The US think tank, the Center for Strategic and International Studies (CSIS), claims that Iskander missiles are designed to confuse missile defenses by flying on a low trajectory and maneuvering in flight to hit targets with 2-to-5 accuracy. 5 meters, according to the report.

Missile variants

According to Missile Defense Advocacy Alliance, there are two versions of the missile

  • The Iskander-M
  • The Iskander-E

This is for export only. The Iskander-M was commissioned in 2006 and is currently deployed by the Russian military. It has a range of 400-500 km and uses both inertial and optical guidance systems to achieve an accuracy of 10-30 m CEP.

It can carry conventional and nuclear warheads up to 700 kg and uses a maneuverable re-entry vehicle (MaRV) and decoys to defeat theater missile defense systems.

Conventional warheads that can be equipped by the Iskander include fragmentation warheads, fuel-air explosives, bunker-busters, and electromagnetic pulse (EMP) warheads.
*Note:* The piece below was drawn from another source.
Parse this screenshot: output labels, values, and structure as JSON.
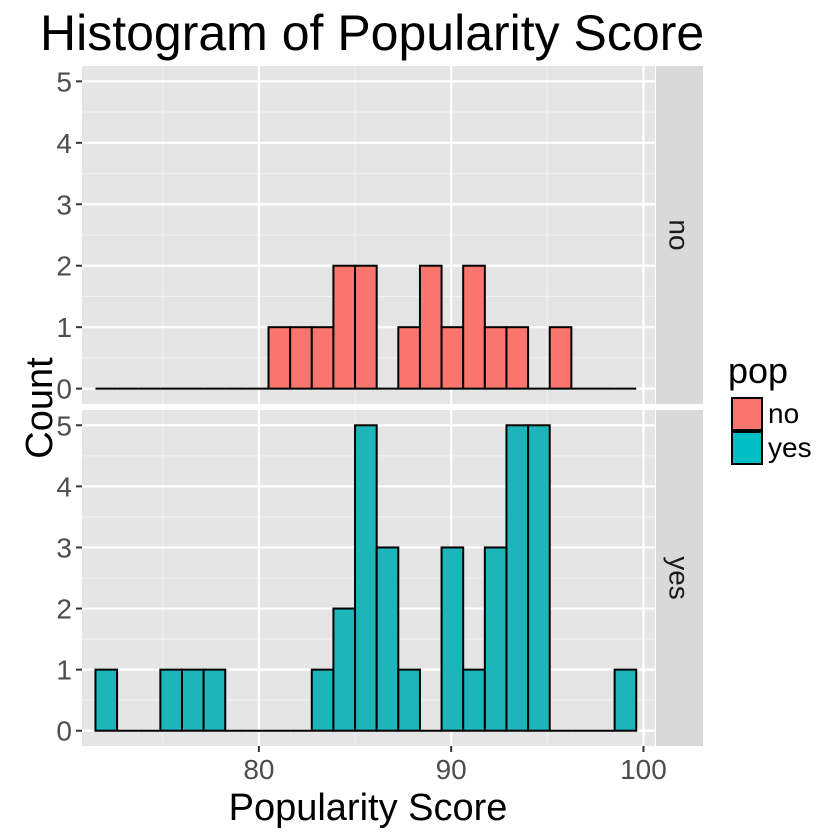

The missile was first tested in combat in 2008 during the Russo-Georgian War, when several conventionally equipped Iskander-Ms were used by the Russian military to strike targets in Gori, Georgia.

The Iskander-E variant – intended for export – has a range of 280 km and a warhead capacity of 480 kg. Like the Iskander-M, this version also has an inertial guidance system which gives it an accuracy of 30 to 70 m CEP. Reports indicate that the Iskander-E has been exported to countries such as Syria.

Putin offers upgrade to Belarus

Explained The IskanderM missile system that Russia is giving to Belarus

Archive image of Russian President Vladimir Putin. PA

Putin has also offered to upgrade Belarusian warplanes to make them capable of carrying nuclear weapons, amid growing tensions with the West over Ukraine.

“Many Su-25s (aircraft) are in service with the Belarusian army. They could be appropriately modernized,” the Russian leader said.

“This modernization should be carried out at aircraft factories in Russia and training of personnel should start accordingly,” he added, after Lukashenko asked him to “adapt” the planes.

“We will agree on how to achieve this,” Putin said.

Putin has repeatedly referred to nuclear weapons since his country launched a military operation in Ukraine on February 24, in what the West saw as a warning to the West not to intervene.

Lukashenko said last month that his country had purchased nuclear-capable Iskander missiles and S-400 anti-aircraft missile systems from Russia.

Meanwhile, G7 leaders on Monday expressed “serious concern” over Russia’s missile plans for Belarus.

“We urge Russia to behave responsibly and exercise restraint,” the leaders of the world’s major industrialized nations said in a statement.

“In this regard, we express serious concerns following Russia’s announcement that it may transfer nuclear-capable missiles to Belarus.”